Ralph Spaid reports that several years ago he could have become a very wealthy man. His Uncle Winfred died and left Ralph 1,657 acres. A property that had been in the family for many generations. But Ralph saw it differently and he reports it this way: the lawyer said, “Sit down there, Mr. Spaid. You are a wealthy man this morning.”
And I said, “No, I don’t know that I could go across the street and buy a meal.”
And he answered, “Well, you are wealthy today. Sit down. Listen, would you take a million dollars for your property?”
And I said, “No.”
Then he said, “Would you take two?”
And when he got to five I said, “Now just stop it right there. There’s no need to discuss it any further, it’s not for sale.”

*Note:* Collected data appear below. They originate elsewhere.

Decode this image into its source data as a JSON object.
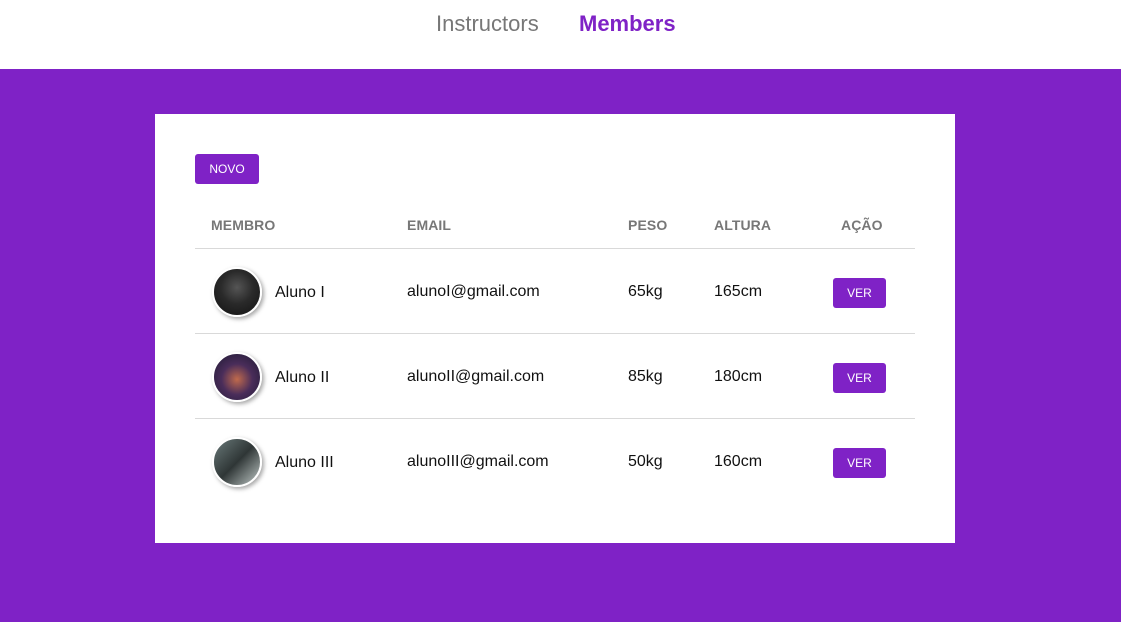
{
  "nav": {
    "instructors": "Instructors",
    "members": "Members",
    "active": "members"
  },
  "actions": {
    "new_label": "NOVO"
  },
  "table": {
    "headers": {
      "member": "MEMBRO",
      "email": "EMAIL",
      "weight": "PESO",
      "height": "ALTURA",
      "action": "AÇÃO"
    },
    "rows": [
      {
        "avatar": "member-photo",
        "name": "Aluno I",
        "email": "alunoI@gmail.com",
        "weight": "65kg",
        "height": "165cm",
        "action": "VER"
      },
      {
        "avatar": "member-photo",
        "name": "Aluno II",
        "email": "alunoII@gmail.com",
        "weight": "85kg",
        "height": "180cm",
        "action": "VER"
      },
      {
        "avatar": "member-photo",
        "name": "Aluno III",
        "email": "alunoIII@gmail.com",
        "weight": "50kg",
        "height": "160cm",
        "action": "VER"
      }
    ]
  },
  "colors": {
    "brand": "#7f22c6",
    "nav_inactive": "#777777",
    "card_bg": "#ffffff"
  }
}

Ralph says, “a lot of people might think I’m slightly touched, you know for not taking the money and running. But what would I do with five million dollars?”

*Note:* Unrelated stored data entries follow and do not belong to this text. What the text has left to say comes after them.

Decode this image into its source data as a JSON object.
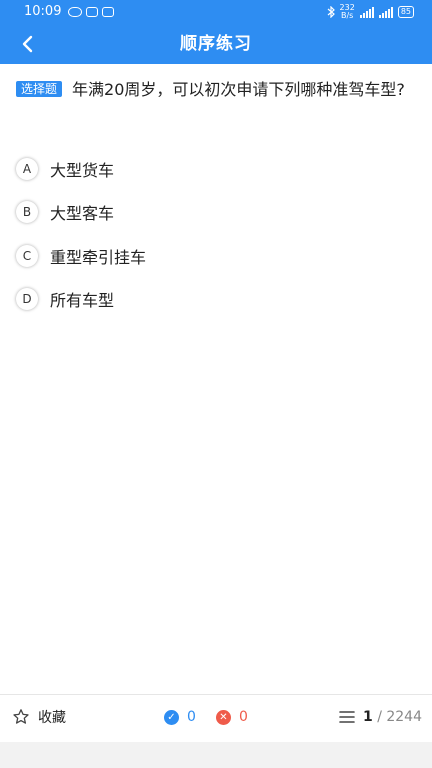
{
  "status_bar": {
    "time": "10:09",
    "network_speed": "232",
    "network_unit": "B/s",
    "battery": "85"
  },
  "header": {
    "title": "顺序练习"
  },
  "question": {
    "type_tag": "选择题",
    "text": "年满20周岁，可以初次申请下列哪种准驾车型?"
  },
  "options": [
    {
      "letter": "A",
      "text": "大型货车"
    },
    {
      "letter": "B",
      "text": "大型客车"
    },
    {
      "letter": "C",
      "text": "重型牵引挂车"
    },
    {
      "letter": "D",
      "text": "所有车型"
    }
  ],
  "bottom_bar": {
    "favorite_label": "收藏",
    "correct_count": "0",
    "wrong_count": "0",
    "current_index": "1",
    "separator": "/",
    "total": "2244"
  },
  "colors": {
    "accent": "#2e8df2",
    "wrong": "#ef5b4a"
  },
  "icons": {
    "back": "back-chevron-icon",
    "favorite": "star-outline-icon",
    "correct": "check-circle-icon",
    "wrong": "cross-circle-icon",
    "list": "list-icon"
  }
}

Instead Ralph kept his property and through the gift of a conservation easement he insulated himself from paying inheritance taxes that otherwise would have been cost prohibitive.
Ralph used what is called a post-mortem conservation easement agreement. In essence, the post-mortem option enables a deceased person to make a “gift of conservation easement from the grave,” within one tax year and one extension of his/her death. A post-mortem conservation easement can often result in substantial estate tax savings, allowing the heirs to retain family-held land that they otherwise may not have been able to afford.

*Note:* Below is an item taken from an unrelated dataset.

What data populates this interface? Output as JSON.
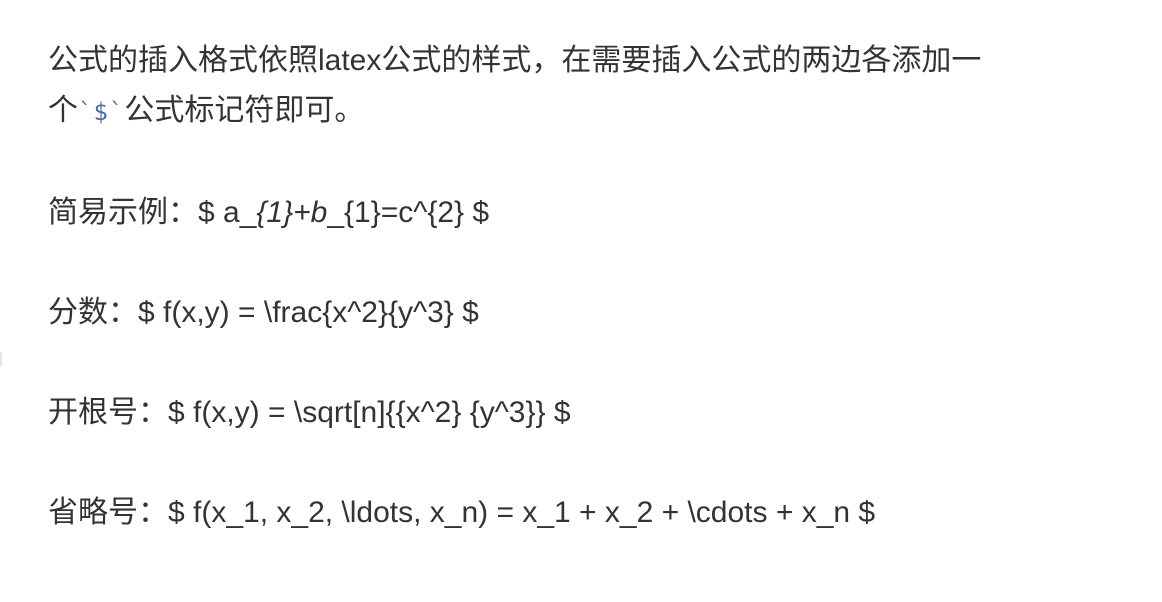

Contact the Trust so we can provide your accountant with the appropriate information to determine if this option is right for you.
Ralph manages his property for timber harvest and continues to use the open fields for cattle pasture. He sees as many as four black bears a visit and bobcats are not uncommon. Ralph will continue to enjoy and use his property as he and Winfred always have. Ralph also takes great joy in knowing that it will always be there much the same as Winfred left it to him. The Trust honors Ralph for his steadfast commitment to and his stewardship of his land.
These stories — humorous or infamous — bond these folks to the land and to each other, conserving friendship and a piece of paradise forever.